Les Universités guinéennes et l’Université GLC de Sonfonia à Conakry qui est notre objet d’étude et qui est spécialisée dans les sciences humaines et sociales ont tout intérêt à changer la donne et à faire de l’équilibre du genre dans les institutions d’enseignement supérieur du pays. Ce faisant, elles encouragent l’éclosion d’une nouvelle énergie positive additionnelle à celle existant déjà. Mais cela ne pourra être possible qu’en encourageant les politiques qui produisent des résultats et adressent des stratégies transformatives liées à la recherche, au développement des enseignements, à la gestion et à la prise de décision.
Ces stratégies devraient pousser les enseignants-chercheurs à travailler sur des moyens de déconstruire les dynamiques complexes d’injustice et d’inégalité postcoloniale dans l’enseignement supérieur guinéen, tout en tenant compte de l’environnement particulier dans lequel se trouvent les institutions d’enseignement supérieur guinéennes de ces dernières années.
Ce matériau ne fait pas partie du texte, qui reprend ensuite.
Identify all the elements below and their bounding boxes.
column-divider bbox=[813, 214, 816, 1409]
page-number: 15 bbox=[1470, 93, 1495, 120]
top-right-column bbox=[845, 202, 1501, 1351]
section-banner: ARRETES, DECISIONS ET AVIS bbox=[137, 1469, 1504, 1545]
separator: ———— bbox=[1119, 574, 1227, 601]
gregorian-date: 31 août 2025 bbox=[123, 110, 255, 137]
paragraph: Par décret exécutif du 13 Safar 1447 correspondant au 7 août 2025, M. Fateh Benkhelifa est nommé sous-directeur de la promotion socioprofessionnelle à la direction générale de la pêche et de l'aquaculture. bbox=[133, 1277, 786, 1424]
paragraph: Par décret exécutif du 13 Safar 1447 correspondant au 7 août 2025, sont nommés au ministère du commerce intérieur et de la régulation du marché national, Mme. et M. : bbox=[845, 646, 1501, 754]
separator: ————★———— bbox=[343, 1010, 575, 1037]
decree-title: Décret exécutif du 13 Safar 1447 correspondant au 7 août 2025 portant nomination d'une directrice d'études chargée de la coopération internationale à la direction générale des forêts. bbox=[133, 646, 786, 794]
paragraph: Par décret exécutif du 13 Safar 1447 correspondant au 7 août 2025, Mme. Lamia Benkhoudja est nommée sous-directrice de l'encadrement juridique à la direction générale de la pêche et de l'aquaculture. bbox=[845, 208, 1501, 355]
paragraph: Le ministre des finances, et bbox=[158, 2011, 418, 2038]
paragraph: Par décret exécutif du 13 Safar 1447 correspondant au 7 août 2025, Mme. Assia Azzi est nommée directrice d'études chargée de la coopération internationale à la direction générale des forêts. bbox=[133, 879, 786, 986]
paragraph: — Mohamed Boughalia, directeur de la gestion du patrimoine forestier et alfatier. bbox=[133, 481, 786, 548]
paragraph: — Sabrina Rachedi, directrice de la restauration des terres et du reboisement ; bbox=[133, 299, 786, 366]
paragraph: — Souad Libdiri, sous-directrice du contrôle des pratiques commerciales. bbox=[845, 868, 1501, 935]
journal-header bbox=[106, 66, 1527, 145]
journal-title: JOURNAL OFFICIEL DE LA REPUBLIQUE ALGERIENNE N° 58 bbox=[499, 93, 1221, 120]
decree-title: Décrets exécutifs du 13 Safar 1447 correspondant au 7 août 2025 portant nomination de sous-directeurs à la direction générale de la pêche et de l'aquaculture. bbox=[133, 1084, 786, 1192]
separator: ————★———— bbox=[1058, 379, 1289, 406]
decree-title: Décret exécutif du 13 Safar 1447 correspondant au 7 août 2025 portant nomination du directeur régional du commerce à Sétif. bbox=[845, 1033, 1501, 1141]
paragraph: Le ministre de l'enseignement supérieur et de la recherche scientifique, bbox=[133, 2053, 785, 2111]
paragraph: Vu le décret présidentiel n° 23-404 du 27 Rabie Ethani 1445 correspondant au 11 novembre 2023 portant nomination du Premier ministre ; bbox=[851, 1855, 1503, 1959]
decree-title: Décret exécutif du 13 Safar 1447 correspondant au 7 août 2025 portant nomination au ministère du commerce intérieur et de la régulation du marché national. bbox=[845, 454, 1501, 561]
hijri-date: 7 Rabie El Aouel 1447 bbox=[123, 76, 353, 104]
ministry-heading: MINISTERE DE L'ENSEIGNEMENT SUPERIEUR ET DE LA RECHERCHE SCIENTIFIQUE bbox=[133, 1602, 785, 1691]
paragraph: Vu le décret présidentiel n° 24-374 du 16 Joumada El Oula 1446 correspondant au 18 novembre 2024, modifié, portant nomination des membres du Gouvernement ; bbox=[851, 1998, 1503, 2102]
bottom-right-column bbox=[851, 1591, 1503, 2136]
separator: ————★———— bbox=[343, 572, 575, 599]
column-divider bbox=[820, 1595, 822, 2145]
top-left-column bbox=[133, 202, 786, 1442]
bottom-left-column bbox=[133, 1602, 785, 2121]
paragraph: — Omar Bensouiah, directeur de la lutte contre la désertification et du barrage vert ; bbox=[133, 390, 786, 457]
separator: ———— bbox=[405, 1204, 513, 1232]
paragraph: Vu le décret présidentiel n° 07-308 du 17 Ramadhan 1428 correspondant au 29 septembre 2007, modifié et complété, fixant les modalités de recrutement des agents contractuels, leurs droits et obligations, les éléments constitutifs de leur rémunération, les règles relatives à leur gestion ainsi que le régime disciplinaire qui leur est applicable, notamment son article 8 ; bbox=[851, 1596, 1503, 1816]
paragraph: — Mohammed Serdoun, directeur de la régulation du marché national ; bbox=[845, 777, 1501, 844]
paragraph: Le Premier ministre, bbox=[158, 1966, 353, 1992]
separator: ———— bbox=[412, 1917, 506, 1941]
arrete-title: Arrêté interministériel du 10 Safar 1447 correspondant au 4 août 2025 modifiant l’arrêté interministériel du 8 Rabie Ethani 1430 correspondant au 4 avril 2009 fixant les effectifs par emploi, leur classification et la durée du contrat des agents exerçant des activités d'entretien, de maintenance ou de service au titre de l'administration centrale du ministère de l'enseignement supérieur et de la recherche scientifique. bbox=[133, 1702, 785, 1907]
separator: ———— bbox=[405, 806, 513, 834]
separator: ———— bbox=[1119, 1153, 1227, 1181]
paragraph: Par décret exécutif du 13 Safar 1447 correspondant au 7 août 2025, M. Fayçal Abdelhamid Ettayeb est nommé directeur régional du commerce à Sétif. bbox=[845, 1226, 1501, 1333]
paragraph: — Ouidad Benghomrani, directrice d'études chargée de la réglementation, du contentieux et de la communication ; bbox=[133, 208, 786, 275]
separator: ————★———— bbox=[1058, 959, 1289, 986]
Malgré ces quelques dispositifs non négligeables en faveur du rééquilibrage du point de vue du genre dans l’enseignement supérieur mondial et africain, l’on pourrit se demander pourquoi l’Université GLC de Sonfonia se trouve à la queue de peloton des universités dans le cadre d’égalité homme-femme concernant le personnel enseignant? Il s’agit d’un constat inacceptable pour tout établissement digne d’être considéré comme étant un établissement d’enseignement supérieur et, à plus forte raison une université des sciences humaines et sociales.